On Mar 24, 2012, at 10:54 PM, Brendan Eich wrote:

> It's the right trade-off, and not just to get appropriately minimal classes 
> into ES6 -- the computed method case is often part of a generative framework 
> anyway, so won't obviously fit  into any general, declarative syntax.

Since we've gone with the decision not to hoist the initialization of class 
declarations, I think it makes it easier to conceive of allowing computation in 
the initialization of a class. Nadav's request is reasonable. Again, I'm fine 
with deferring it, but it's also fine to discuss it, if only for thinking a 
step or two down the road.

> At least, this is my gut reaction -- but it would be helpful to see a 
> concrete example in the wild (not contrived) and look deeper.

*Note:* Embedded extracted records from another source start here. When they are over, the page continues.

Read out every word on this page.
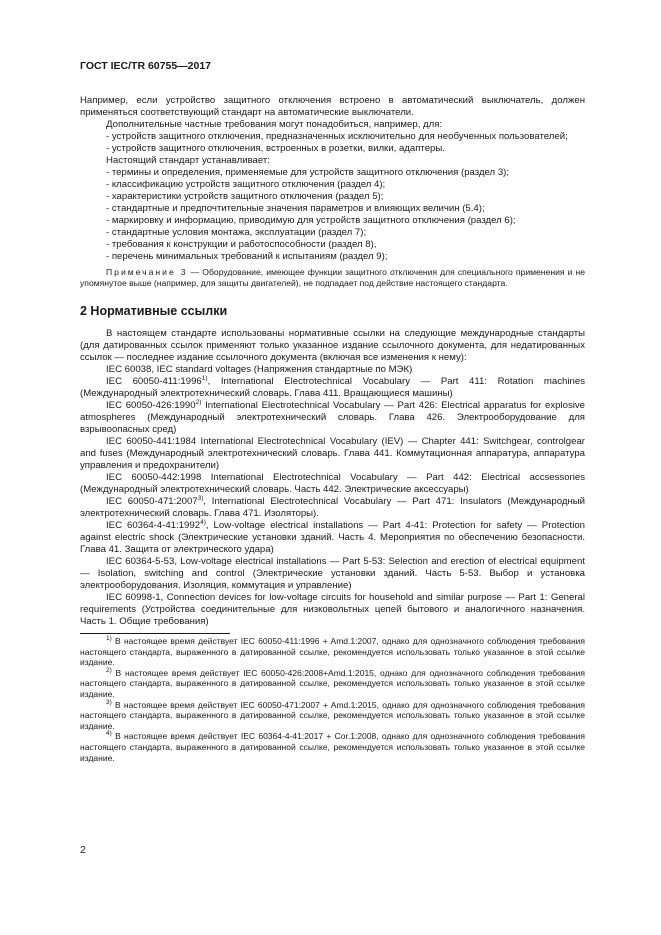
ГОСТ IEC/TR 60755—2017

Например, если устройство защитного отключения встроено в автоматический выключатель, должен применяться соответствующий стандарт на автоматические выключатели.

Дополнительные частные требования могут понадобиться, например, для:

- устройств защитного отключения, предназначенных исключительно для необученных пользователей;

- устройств защитного отключения, встроенных в розетки, вилки, адаптеры.

Настоящий стандарт устанавливает:

- термины и определения, применяемые для устройств защитного отключения (раздел 3);

- классификацию устройств защитного отключения (раздел 4);

- характеристики устройств защитного отключения (раздел 5);

- стандартные и предпочтительные значения параметров и влияющих величин (5.4);

- маркировку и информацию, приводимую для устройств защитного отключения (раздел 6);

- стандартные условия монтажа, эксплуатации (раздел 7);

- требования к конструкции и работоспособности (раздел 8),

- перечень минимальных требований к испытаниям (раздел 9);

Примечание 3 — Оборудование, имеющее функции защитного отключения для специального применения и не упомянутое выше (например, для защиты двигателей), не подпадает под действие настоящего стандарта.

2 Нормативные ссылки

В настоящем стандарте использованы нормативные ссылки на следующие международные стандарты (для датированных ссылок применяют только указанное издание ссылочного документа, для недатированных ссылок — последнее издание ссылочного документа (включая все изменения к нему):

IEC 60038, IEC standard voltages (Напряжения стандартные по МЭК)

IEC 60050-411:1996$^{1)}$, International Electrotechnical Vocabulary — Part 411: Rotation machines (Международный электротехнический словарь. Глава 411. Вращающиеся машины)

IEC 60050-426:1990$^{2)}$ International Electrotechnical Vocabulary — Part 426: Electrical apparatus for explosive atmospheres (Международный электротехнический словарь. Глава 426. Электрооборудование для взрывоопасных сред)

IEC 60050-441:1984 International Electrotechnical Vocabulary (IEV) — Chapter 441: Switchgear, controlgear and fuses (Международный электротехнический словарь. Глава 441. Коммутационная аппаратура, аппаратура управления и предохранители)

IEC 60050-442:1998 International Electrotechnical Vocabulary — Part 442: Electrical accsessories (Международный электротехнический словарь. Часть 442. Электрические аксессуары)

IEC 60050-471:2007$^{3)}$, International Electrotechnical Vocabulary — Part 471: Insulators (Международный электротехнический словарь. Глава 471. Изоляторы).

IEC 60364-4-41:1992$^{4)}$, Low-voltage electrical installations — Part 4-41: Protection for safety — Protection against electric shock (Электрические установки зданий. Часть 4. Мероприятия по обеспечению безопасности. Глава 41. Защита от электрического удара)

IEC 60364-5-53, Low-voltage electrical installations — Part 5-53: Selection and erection of electrical equipment — Isolation, switching and control (Электрические установки зданий. Часть 5-53. Выбор и установка электрооборудования. Изоляция, коммутация и управление)

IEC 60998-1, Connection devices for low-voltage circuits for household and similar purpose — Part 1: General requirements (Устройства соединительные для низковольтных цепей бытового и аналогичного назначения. Часть 1. Общие требования)

$^{1)}$ В настоящее время действует IEC 60050-411:1996 + Amd.1:2007, однако для однозначного соблюдения требования настоящего стандарта, выраженного в датированной ссылке, рекомендуется использовать только указанное в этой ссылке издание.

$^{2)}$ В настоящее время действует IEC 60050-426:2008+Amd.1:2015, однако для однозначного соблюдения требования настоящего стандарта, выраженного в датированной ссылке, рекомендуется использовать только указанное в этой ссылке издание.

$^{3)}$ В настоящее время действует IEC 60050-471:2007 + Amd.1:2015, однако для однозначного соблюдения требования настоящего стандарта, выраженного в датированной ссылке, рекомендуется использовать только указанное в этой ссылке издание.

$^{4)}$ В настоящее время действует IEC 60364-4-41:2017 + Cor.1:2008, однако для однозначного соблюдения требования настоящего стандарта, выраженного в датированной ссылке, рекомендуется использовать только указанное в этой ссылке издание.

2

One simple example that comes to mind: reusing a hand-picked set of generic 
methods from e.g. Array.prototype or String.prototype:

    class Vector {
        /* various methods... */

        forEach = Array.prototype.forEach; // just an example, don't bikeshed me

        /* more methods ... */
    }

Then again, this example is also in the space of what traits would address, 
which I think are worth revisiting post-ES6. You could imagine a trait 
definition like:

    trait Sequence {
        forEach: Array.prototype.forEach,
        /* etc... */
    }

    class Vector with Sequence {
        /* various methods... */
    }

I could imagine keeping the declarative syntax of classes pretty spare by 
beefing up the expressiveness of traits. But this requires a lot more design 
work. Again, this is all outside the scope of ES6. Maximal minimalism FTW!